I’m not exactly an introvert, but I’m not one that can easily insert myself into conversations in public places.  I tend to be more of a listener in mixed company, patiently waiting for a subject I can latch onto.  Sometimes it works, other times I’ll only passively jump in.  [There’s also the fact that I sometimes have trouble filtering noise when there’s multiple loud conversations going on.  It’s not that I’m hard of hearing, it’s that I hear every local conversation and noise at the same level, and need to do the classic hand-to-ear gesture and point it in your direction.  But that’s another blog entry altogether.]

Networking at conventions as a writer can be a daunting task, especially when you’re just starting out.  I certainly hate to come off as pushy or annoying.  And I’m certainly not a born salesman, so I feel like an idiot going up to complete strangers and foisting my books upon them.  I mean, sure, I can do the elevator pitch if I have to, and I don’t mind talking about writing at all, but that’s not how I am 24/7.  I’d rather talk about music, or the latest book I read or movie I watched, or any other mundane subject like we’re friends that met up at the bar.

On the other hand, there’s one thing I’ve learned over the years:  the convention is also full of pros who’ve been in the field quite a long time who feel the exact same way.  Many are already self-conscious and nervous in this kind of public situation.  We’d all rather just wave a quick hello and go back to hiding in our offices so we can write our novels!

In the end, the best way for all of us to break that feeling of mortification is to just jump in and go for it.  It takes practice, but you’ll get it after a while.  It took me a few cons before I finally steeled myself to talk to the pros.  Some of them are even my online friends now!  And as I’ve said, the best way for me to do so is to treat the connection like we were friends at a typical gathering.  I understand that the social link might not actually reach that far, but it helps for me to think of the conversations that way so I don’t feel as nervous.

[Mind you, I also understand there are those with certain anxieties that make this sort thing hard to achieve.  To that, I say: I gladly welcome you into the conversation, and I will try to understand what’s needed for you to feel comfortable while we hang out.]

For years I twitched at the word ‘networking’ because for me it drags up images of businessmen gathering at a fancy overpriced bar in the city center where they all talk about things that I have absolutely no interest in.  After years of social media and the occasional convention, however, I’ve learned that it doesn’t have to be that.  It can be the simple act of meeting a writer and getting to know them, they introduce you to their writer friends, and so on, until you find yourself knowing a surprisingly wide assortment of people, either as friends, associates, or acquaintances.  Social media has definitely helped this become easier for many, including myself.

 

 

On Worldcon 76

doctor who that can't be good

Well.  Nothing like waking up to a hot mess on Twitter.

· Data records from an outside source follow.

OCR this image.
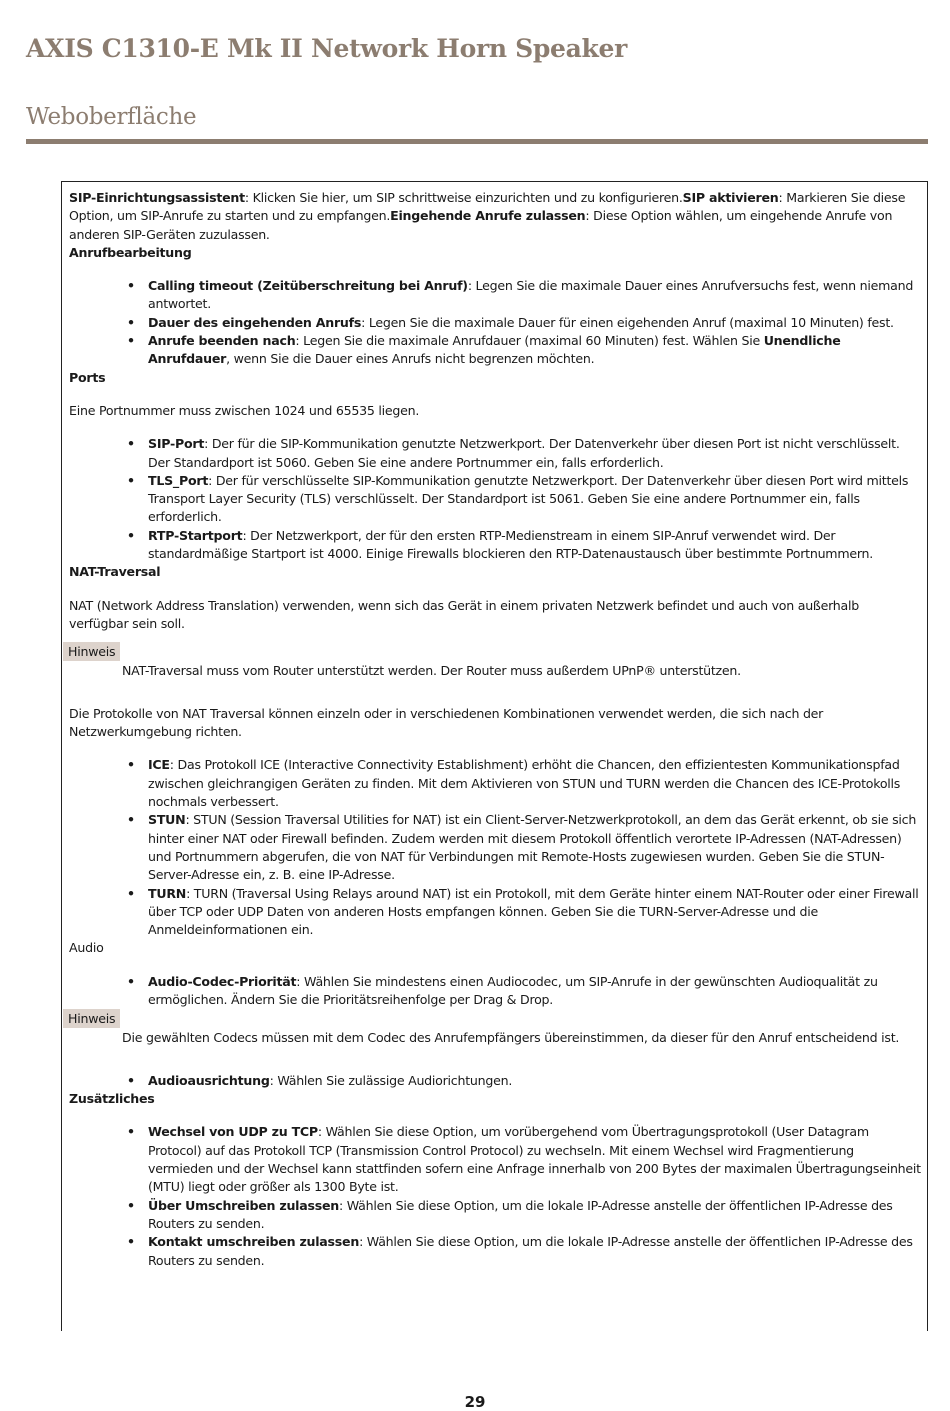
AXIS C1310-E Mk II Network Horn Speaker
Weboberfläche

SIP-Einrichtungsassistent: Klicken Sie hier, um SIP schrittweise einzurichten und zu konfigurieren.SIP aktivieren: Markieren Sie diese Option, um SIP-Anrufe zu starten und zu empfangen.Eingehende Anrufe zulassen: Diese Option wählen, um eingehende Anrufe von anderen SIP-Geräten zuzulassen.

Anrufbearbeitung

• Calling timeout (Zeitüberschreitung bei Anruf): Legen Sie die maximale Dauer eines Anrufversuchs fest, wenn niemand antwortet.
• Dauer des eingehenden Anrufs: Legen Sie die maximale Dauer für einen eigehenden Anruf (maximal 10 Minuten) fest.
• Anrufe beenden nach: Legen Sie die maximale Anrufdauer (maximal 60 Minuten) fest. Wählen Sie Unendliche Anrufdauer, wenn Sie die Dauer eines Anrufs nicht begrenzen möchten.

Ports

Eine Portnummer muss zwischen 1024 und 65535 liegen.

• SIP-Port: Der für die SIP-Kommunikation genutzte Netzwerkport. Der Datenverkehr über diesen Port ist nicht verschlüsselt. Der Standardport ist 5060. Geben Sie eine andere Portnummer ein, falls erforderlich.
• TLS_Port: Der für verschlüsselte SIP-Kommunikation genutzte Netzwerkport. Der Datenverkehr über diesen Port wird mittels Transport Layer Security (TLS) verschlüsselt. Der Standardport ist 5061. Geben Sie eine andere Portnummer ein, falls erforderlich.
• RTP-Startport: Der Netzwerkport, der für den ersten RTP-Medienstream in einem SIP-Anruf verwendet wird. Der standardmäßige Startport ist 4000. Einige Firewalls blockieren den RTP-Datenaustausch über bestimmte Portnummern.

NAT-Traversal

NAT (Network Address Translation) verwenden, wenn sich das Gerät in einem privaten Netzwerk befindet und auch von außerhalb verfügbar sein soll.

Hinweis

NAT-Traversal muss vom Router unterstützt werden. Der Router muss außerdem UPnP® unterstützen.

Die Protokolle von NAT Traversal können einzeln oder in verschiedenen Kombinationen verwendet werden, die sich nach der Netzwerkumgebung richten.

• ICE: Das Protokoll ICE (Interactive Connectivity Establishment) erhöht die Chancen, den effizientesten Kommunikationspfad zwischen gleichrangigen Geräten zu finden. Mit dem Aktivieren von STUN und TURN werden die Chancen des ICE-Protokolls nochmals verbessert.
• STUN: STUN (Session Traversal Utilities for NAT) ist ein Client-Server-Netzwerkprotokoll, an dem das Gerät erkennt, ob sie sich hinter einer NAT oder Firewall befinden. Zudem werden mit diesem Protokoll öffentlich verortete IP-Adressen (NAT-Adressen) und Portnummern abgerufen, die von NAT für Verbindungen mit Remote-Hosts zugewiesen wurden. Geben Sie die STUN-Server-Adresse ein, z. B. eine IP-Adresse.
• TURN: TURN (Traversal Using Relays around NAT) ist ein Protokoll, mit dem Geräte hinter einem NAT-Router oder einer Firewall über TCP oder UDP Daten von anderen Hosts empfangen können. Geben Sie die TURN-Server-Adresse und die Anmeldeinformationen ein.

Audio

• Audio-Codec-Priorität: Wählen Sie mindestens einen Audiocodec, um SIP-Anrufe in der gewünschten Audioqualität zu ermöglichen. Ändern Sie die Prioritätsreihenfolge per Drag & Drop.

Hinweis

Die gewählten Codecs müssen mit dem Codec des Anrufempfängers übereinstimmen, da dieser für den Anruf entscheidend ist.

• Audioausrichtung: Wählen Sie zulässige Audiorichtungen.

Zusätzliches

• Wechsel von UDP zu TCP: Wählen Sie diese Option, um vorübergehend vom Übertragungsprotokoll (User Datagram Protocol) auf das Protokoll TCP (Transmission Control Protocol) zu wechseln. Mit einem Wechsel wird Fragmentierung vermieden und der Wechsel kann stattfinden sofern eine Anfrage innerhalb von 200 Bytes der maximalen Übertragungseinheit (MTU) liegt oder größer als 1300 Byte ist.
• Über Umschreiben zulassen: Wählen Sie diese Option, um die lokale IP-Adresse anstelle der öffentlichen IP-Adresse des Routers zu senden.
• Kontakt umschreiben zulassen: Wählen Sie diese Option, um die lokale IP-Adresse anstelle der öffentlichen IP-Adresse des Routers zu senden.
29
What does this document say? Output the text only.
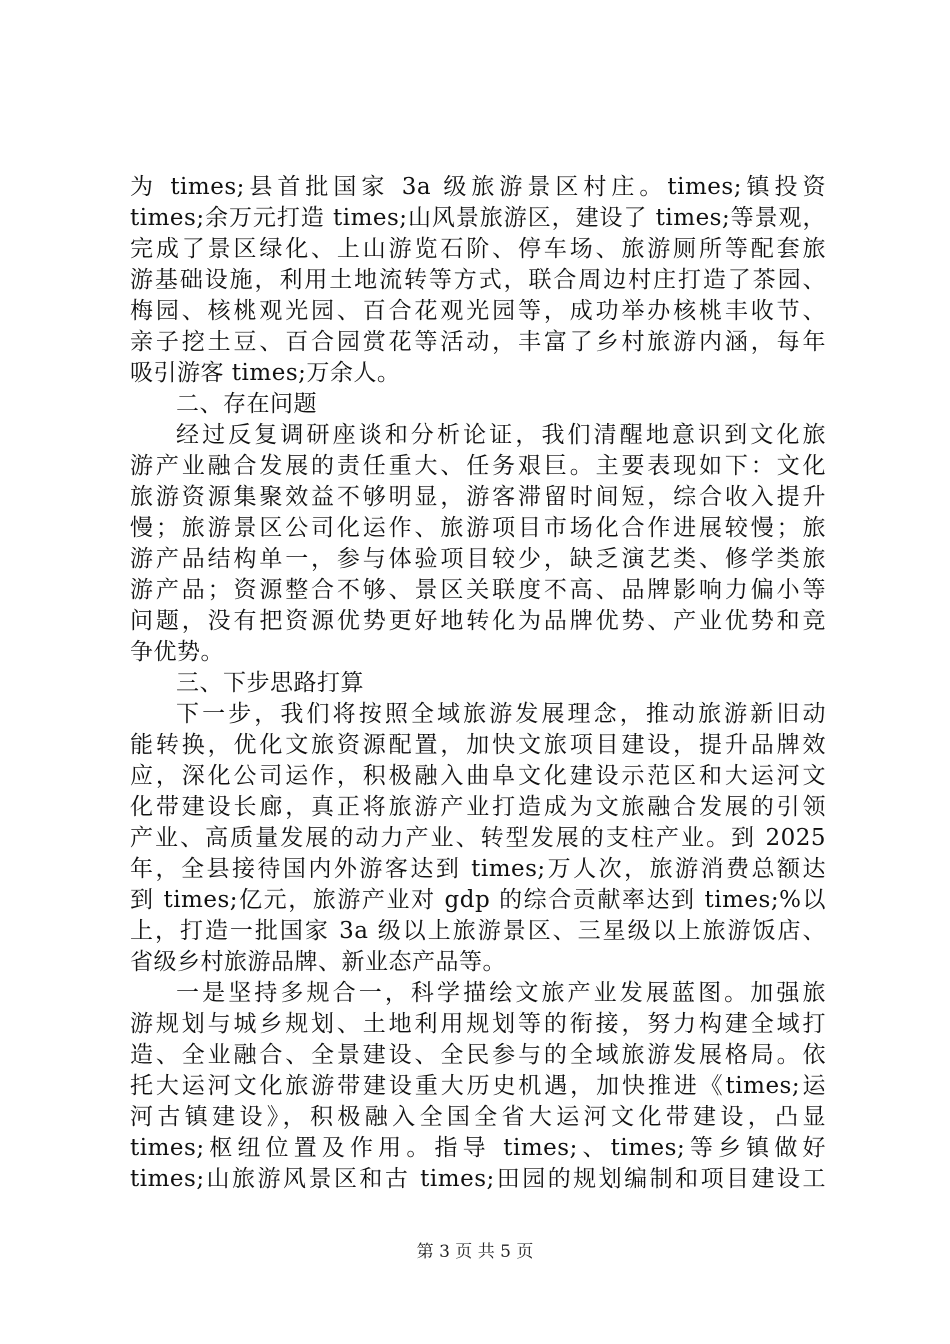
为 times;县首批国家 3a 级旅游景区村庄。times;镇投资
times;余万元打造 times;山风景旅游区，建设了 times;等景观，
完成了景区绿化、上山游览石阶、停车场、旅游厕所等配套旅
游基础设施，利用土地流转等方式，联合周边村庄打造了茶园、
梅园、核桃观光园、百合花观光园等，成功举办核桃丰收节、
亲子挖土豆、百合园赏花等活动，丰富了乡村旅游内涵，每年
吸引游客 times;万余人。
二、存在问题
经过反复调研座谈和分析论证，我们清醒地意识到文化旅
游产业融合发展的责任重大、任务艰巨。主要表现如下：文化
旅游资源集聚效益不够明显，游客滞留时间短，综合收入提升
慢；旅游景区公司化运作、旅游项目市场化合作进展较慢；旅
游产品结构单一，参与体验项目较少，缺乏演艺类、修学类旅
游产品；资源整合不够、景区关联度不高、品牌影响力偏小等
问题，没有把资源优势更好地转化为品牌优势、产业优势和竞
争优势。
三、下步思路打算
下一步，我们将按照全域旅游发展理念，推动旅游新旧动
能转换，优化文旅资源配置，加快文旅项目建设，提升品牌效
应，深化公司运作，积极融入曲阜文化建设示范区和大运河文
化带建设长廊，真正将旅游产业打造成为文旅融合发展的引领
产业、高质量发展的动力产业、转型发展的支柱产业。到 2025
年，全县接待国内外游客达到 times;万人次，旅游消费总额达
到 times;亿元，旅游产业对 gdp 的综合贡献率达到 times;%以
上，打造一批国家 3a 级以上旅游景区、三星级以上旅游饭店、
省级乡村旅游品牌、新业态产品等。
一是坚持多规合一，科学描绘文旅产业发展蓝图。加强旅
游规划与城乡规划、土地利用规划等的衔接，努力构建全域打
造、全业融合、全景建设、全民参与的全域旅游发展格局。依
托大运河文化旅游带建设重大历史机遇，加快推进《times;运
河古镇建设》，积极融入全国全省大运河文化带建设，凸显
times;枢纽位置及作用。指导 times;、times;等乡镇做好
times;山旅游风景区和古 times;田园的规划编制和项目建设工
第 3 页 共 5 页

I’ll start off by saying I have a very small pony in this horse race.   There are other writers out there, specifically writers of color, marginalized people, pro writers just starting out, and so on, that have a much bigger horse running right now.  I’m not trying to lump myself in with them or their issues regarding this convention, nor am I looking for sympathy.  I’m not saying my issues are more important than theirs; quite the opposite. This particular post is just about me.

First of all, I understand that there are more Worldcon attendees than there are panels and rooms to hold said panels.  Most of us are there as fans anyway.  I get that.  But a considerable segment of us are also writers, struggling to make a name for ourselves with minimal or no help from promotion departments.  We sign up for these conventions because it’s one of the few ways we writers know how to get our name out there.

The programming decision to leave out so many writers and professionals of all levels ‘because they’re not known’, on the other hand, is elitist, rude, and unprofessional.

I’m a self-published author and proud of it, but this decision sent a message that to me felt like I was destined to stay at the community access channel level of SFF conventions.  (Not that that’s a bad thing — BayCon and FOGcon have done me extremely well the last few years and I can’t thank them enough.)  It felt as though I hit a glass ceiling.

And imagine how that feels to others — the women, the people of color, the LGBTQ writers and fans — who get hit with this bullshit every single fucking time.

Us early career writers (and career self-publishers for that matter) rely heavily on conventions to get our names out quickly and easily, and also to network.  We especially rely on a Big-Name convention like Worldcon as a major boost to our career because of the sheer number of attendees.  We hope to be on panels and readings, because this method of exposure works for us.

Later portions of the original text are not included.